Textile Armour: this represents the most widespread and unsung type of armour in history. It worked quite well in surprising contexts. I have seen recreations of linen jacks resisting reconstructions of bodkin arrows fired from replica longbows admirably.

Aztec manuscript depicting ichcahuipilli padded armour. Probably similar to European gambesons. Notable for the fact that many Spanish eventually adopted its use because it was less oppressively hot than plate cuirasses

Quilted armour from the Cameroon

Indian Chilta hazar masha, coat of a thousand nails, constructed of many layers of fabric and brass rivets with some plate components

Another Chilta hazar masha
Eyelet Doublet, holledoublet, a curious construction of tightly sewn eyelets, by all accounts extremely resistant to cutting and piercing

Authentic hunting dog jackets constructed with the same technique

Details of the construction. It is apparently incredibly time-consuming

French 14th century Jupon, padded armour of quilted construction, essentially the same thing as a gambeson

German 15th -16th century wappenrock, probably of layered linen

Reconstruction of a linothorax, a rigid form of armour constructed from layers of linen glued together. The resulting object is like ultra-tough papier-mache

From Hans Memling's Altarpiece of St. Ursula, note the bloke on the left wearing a jack with jack-chains, metal reinforcement splints on his arms. Also notable is the fact he is wearing the garment over a mail shirt, perfectly standard practice

This is a strange one, not only is Japanese armour complicated and strange in every other way, they also invented the horo, which is a fabric covered wicker frame that offers protection from blows from behind. These things can be huge and imposing and definitely constitute part of the samurai's considerable arsenal of psychological warfare

Korean fabric armour looks like a potato sack

Sudanese jibba, padded armour of quilted construction

More Sudanese armour. I get the distinct impression that there were parts of Africa experiencing mediaeval combat well into the modern era

This image depicts a type of Russian padded armour called a tyegilyai which is difficult to track down in its original form when  you got no Cyrillic to work with

Scale/Lamellar Armour: closely-related forms of armour based on little plates laced together. The distinction is that lamellar plates are laced together independent of a backing and scale plates are laced directly to a backing. Brigandine and coats of plates are closely related forms that have the plates on the inside. Unfortunately nomenclature does not provide a convenient term allowing me to lump them together.

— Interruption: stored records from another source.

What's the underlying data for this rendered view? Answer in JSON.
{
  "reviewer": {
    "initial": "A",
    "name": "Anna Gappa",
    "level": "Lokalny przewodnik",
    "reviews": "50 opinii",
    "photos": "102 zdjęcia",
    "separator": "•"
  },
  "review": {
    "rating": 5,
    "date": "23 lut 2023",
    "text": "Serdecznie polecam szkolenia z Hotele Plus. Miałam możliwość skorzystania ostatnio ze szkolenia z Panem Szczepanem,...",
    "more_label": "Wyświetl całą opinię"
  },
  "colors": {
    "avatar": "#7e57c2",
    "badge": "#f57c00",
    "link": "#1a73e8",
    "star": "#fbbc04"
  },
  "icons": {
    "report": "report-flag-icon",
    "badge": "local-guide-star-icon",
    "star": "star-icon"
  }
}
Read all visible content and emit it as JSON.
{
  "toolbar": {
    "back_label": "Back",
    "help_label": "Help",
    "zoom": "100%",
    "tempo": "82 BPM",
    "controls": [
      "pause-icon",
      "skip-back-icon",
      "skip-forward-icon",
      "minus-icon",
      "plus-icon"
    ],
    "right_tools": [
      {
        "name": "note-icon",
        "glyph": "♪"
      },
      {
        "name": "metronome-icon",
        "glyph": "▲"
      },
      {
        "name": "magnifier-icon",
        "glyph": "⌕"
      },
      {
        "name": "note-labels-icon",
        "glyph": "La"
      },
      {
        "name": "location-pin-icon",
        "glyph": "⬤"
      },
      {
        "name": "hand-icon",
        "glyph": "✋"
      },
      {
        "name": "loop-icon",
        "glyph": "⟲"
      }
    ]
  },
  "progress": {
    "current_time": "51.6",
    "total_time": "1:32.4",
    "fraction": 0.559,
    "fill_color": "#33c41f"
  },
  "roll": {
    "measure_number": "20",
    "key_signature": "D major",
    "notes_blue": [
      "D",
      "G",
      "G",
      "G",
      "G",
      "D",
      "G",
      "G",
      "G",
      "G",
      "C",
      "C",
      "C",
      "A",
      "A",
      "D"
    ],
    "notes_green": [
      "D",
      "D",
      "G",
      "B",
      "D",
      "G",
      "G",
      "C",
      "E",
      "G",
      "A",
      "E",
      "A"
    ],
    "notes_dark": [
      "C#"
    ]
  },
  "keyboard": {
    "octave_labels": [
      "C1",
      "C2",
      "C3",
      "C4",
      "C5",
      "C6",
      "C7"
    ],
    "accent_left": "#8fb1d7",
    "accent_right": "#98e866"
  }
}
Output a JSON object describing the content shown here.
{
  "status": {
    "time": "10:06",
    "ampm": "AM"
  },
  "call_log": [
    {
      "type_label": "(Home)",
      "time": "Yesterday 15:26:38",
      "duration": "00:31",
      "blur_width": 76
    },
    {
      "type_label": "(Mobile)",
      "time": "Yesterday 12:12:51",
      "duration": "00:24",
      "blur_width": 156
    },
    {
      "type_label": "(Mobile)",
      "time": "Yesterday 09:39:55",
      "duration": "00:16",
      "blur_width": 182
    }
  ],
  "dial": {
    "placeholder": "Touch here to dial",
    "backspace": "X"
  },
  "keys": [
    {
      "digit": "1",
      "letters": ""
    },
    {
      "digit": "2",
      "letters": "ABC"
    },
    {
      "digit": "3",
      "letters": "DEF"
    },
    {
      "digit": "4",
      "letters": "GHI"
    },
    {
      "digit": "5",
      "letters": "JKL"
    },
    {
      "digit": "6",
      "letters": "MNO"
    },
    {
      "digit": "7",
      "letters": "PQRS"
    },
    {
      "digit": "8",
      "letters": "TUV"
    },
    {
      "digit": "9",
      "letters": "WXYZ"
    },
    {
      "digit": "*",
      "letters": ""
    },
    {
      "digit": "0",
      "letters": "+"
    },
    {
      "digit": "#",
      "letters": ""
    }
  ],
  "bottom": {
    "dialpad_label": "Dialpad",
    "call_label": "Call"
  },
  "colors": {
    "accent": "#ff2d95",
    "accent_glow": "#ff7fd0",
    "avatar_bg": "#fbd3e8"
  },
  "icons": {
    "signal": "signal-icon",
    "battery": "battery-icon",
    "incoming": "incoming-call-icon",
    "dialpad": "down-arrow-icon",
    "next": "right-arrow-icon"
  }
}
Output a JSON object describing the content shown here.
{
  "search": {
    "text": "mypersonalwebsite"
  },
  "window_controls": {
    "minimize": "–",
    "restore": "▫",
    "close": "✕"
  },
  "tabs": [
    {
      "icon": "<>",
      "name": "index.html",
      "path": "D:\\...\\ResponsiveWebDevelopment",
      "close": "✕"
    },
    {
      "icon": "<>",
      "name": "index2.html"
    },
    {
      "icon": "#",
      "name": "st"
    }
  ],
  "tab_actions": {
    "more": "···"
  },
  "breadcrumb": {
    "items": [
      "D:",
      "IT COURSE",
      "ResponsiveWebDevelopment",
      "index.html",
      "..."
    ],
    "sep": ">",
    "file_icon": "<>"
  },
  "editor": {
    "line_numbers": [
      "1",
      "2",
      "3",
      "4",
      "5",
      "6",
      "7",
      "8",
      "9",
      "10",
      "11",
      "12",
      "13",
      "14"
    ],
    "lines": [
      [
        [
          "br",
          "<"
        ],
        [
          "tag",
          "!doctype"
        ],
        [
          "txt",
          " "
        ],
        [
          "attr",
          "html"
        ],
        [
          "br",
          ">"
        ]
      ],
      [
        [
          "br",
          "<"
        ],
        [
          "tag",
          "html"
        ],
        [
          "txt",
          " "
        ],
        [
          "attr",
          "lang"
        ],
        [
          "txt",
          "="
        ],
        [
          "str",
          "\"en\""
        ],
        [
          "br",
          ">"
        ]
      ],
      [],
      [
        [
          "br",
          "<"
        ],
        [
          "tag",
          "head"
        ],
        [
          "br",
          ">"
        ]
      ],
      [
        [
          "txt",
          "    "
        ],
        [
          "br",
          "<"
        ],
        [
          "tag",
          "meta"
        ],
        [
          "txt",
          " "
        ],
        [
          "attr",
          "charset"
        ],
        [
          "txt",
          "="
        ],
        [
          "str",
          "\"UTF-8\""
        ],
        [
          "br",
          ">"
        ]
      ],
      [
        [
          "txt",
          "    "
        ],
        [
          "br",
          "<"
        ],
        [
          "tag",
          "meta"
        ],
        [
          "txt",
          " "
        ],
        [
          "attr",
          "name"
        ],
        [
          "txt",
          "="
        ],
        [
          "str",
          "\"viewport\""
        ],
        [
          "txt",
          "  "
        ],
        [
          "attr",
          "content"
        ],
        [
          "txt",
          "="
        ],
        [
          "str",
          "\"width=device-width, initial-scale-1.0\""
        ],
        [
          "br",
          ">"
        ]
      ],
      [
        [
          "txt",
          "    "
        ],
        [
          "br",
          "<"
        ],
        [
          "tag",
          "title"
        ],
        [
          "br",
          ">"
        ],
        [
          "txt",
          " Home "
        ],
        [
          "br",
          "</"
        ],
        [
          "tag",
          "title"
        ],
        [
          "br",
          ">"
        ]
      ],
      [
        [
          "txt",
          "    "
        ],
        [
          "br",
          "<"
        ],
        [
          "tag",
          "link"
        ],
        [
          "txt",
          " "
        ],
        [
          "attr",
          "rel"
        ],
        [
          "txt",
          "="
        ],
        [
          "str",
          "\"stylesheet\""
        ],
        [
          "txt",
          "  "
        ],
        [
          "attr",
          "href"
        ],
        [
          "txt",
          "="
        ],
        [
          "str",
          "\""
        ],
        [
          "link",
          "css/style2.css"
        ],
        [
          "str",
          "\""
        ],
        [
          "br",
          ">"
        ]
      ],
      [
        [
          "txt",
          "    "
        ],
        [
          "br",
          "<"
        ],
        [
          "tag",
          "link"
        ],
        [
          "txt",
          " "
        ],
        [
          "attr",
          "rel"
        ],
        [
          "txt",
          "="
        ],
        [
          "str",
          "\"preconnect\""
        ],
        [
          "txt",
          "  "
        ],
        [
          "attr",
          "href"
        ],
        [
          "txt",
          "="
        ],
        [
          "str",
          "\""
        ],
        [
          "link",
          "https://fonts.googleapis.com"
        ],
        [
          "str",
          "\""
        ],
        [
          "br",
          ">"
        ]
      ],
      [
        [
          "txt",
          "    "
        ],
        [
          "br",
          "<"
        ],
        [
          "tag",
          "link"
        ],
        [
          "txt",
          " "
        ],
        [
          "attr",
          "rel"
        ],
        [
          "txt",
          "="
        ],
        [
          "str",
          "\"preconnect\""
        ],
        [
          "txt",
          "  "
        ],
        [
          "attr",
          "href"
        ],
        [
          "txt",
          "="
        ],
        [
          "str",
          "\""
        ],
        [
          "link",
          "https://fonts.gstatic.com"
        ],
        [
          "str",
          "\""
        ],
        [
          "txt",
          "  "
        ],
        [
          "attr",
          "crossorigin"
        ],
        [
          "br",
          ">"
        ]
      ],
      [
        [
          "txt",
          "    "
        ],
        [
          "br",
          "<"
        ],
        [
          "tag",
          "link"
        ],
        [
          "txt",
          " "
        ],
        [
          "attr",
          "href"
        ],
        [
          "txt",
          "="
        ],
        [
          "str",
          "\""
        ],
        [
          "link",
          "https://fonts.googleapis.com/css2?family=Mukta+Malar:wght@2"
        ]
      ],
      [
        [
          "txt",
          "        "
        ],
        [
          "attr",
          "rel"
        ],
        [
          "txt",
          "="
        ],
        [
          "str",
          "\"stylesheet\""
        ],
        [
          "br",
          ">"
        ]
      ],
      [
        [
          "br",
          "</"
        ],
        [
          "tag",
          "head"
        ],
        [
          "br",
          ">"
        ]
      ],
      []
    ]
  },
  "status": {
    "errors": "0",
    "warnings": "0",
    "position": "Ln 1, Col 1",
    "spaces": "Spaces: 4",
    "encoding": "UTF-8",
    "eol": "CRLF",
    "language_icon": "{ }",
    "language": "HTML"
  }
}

Chukchi lamellar made of bone, walrus hide and deer antler apparently, the helmet is also lamellar

European "penny plate" helmet of scale construction

Japanese coin armour, close resemblance to Meyrick's apocryphal "ringmail"

Japanese lacquered leather scale armour

Koryak iron lamellar, 1901. The Koryaks lived in Eastern Siberia near the Chukchis and with them made a transition from bone lamellar to iron 

Sudanese ring armor was taken by the Devon Yeomanry Battalion from the hut of the Khalifa, Abdallahi Ibn Muhammad, who replaced the Sudanese Mahdi and lead the Mahdists warriors against the British army in the battle of Omdurman, Sept. 1898, steel rings sewn with leather strips on a leather and heavy fabric back. 13 X 18 inches. Very good condition. This armor was displayed in the Devon Yeomanry museum in the UK.:
Sudanese ring armour from Battle of Omdurman, 1898, Meyrick style but half a world away and centuries too late

Yolo leather lamellar, Chinese, Note lacquered leather arm defence
Leather scale armour. I can't find a reference but I recall seeing this listed as Scythian, so maybe 3rd century BC

Polynesian coconut husk scale armour on backing of woven rattan

Roman lorica squamata iron scale armour.  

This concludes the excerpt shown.